Sunday, October 18, 2020

If My Father Had Made The Turn to Fort Sumner

 October 18, 2020

   In my second book on the Kid, I had the last man standing as Francisco Gomez, who not only rode with Billy the Kid and on Susan McSween but he lived to experience the atomic bomb blast just over the mountains at the Trinity Site (which is between Lincoln and Socorro). He died in 1946 and at the time I published the second book I assumed he was the last guy standing who knew Billy the Kid.

   Well, researcher and soon-to-be Kid book author, James B. Mills, of Australia, recently shared with me info on a guy in Fort Sumner who outlived them all.

Daily Whip Out: "Vicente Otero"

   This guy was alive in the summer of 1958 when my family was on the way to Iowa to visit the family farm. I saw the turn at Santa Rosa (Billy the Kid's grave 55 miles) but I couldn't get my dad to make the turn.

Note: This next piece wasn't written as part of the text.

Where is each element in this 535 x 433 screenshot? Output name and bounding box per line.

If I had been able to get that stubborn Norwegian to make the turn, and we got to Fort Sumner and I had the good fortune to ask the right questions and charm the right people, I would have been able to meet and interview a guy who rode with Bill the Kid!

   Of course, there was only one problem.

Daily Scratchboard Whip Out:
"The Fanner-Fifty Kid"

   I was only twelve at the time, which of course would have stunted my interview capabilities and I would most certainly have asked all the wrong questions.

"Was the Kid fast on the draw?"

"Did he rob banks and trains?"

"Did his horse come when he whistled?"

"Did he dress all in black?"

"Did he carve notches on his pistols?"

   I think I can pretty much predict what ol' Vicente would have told me:

"He was my friend and he was none of those things."

"The problem with this world is that by the time you make it to greener pastures, you're too old to climb the fence."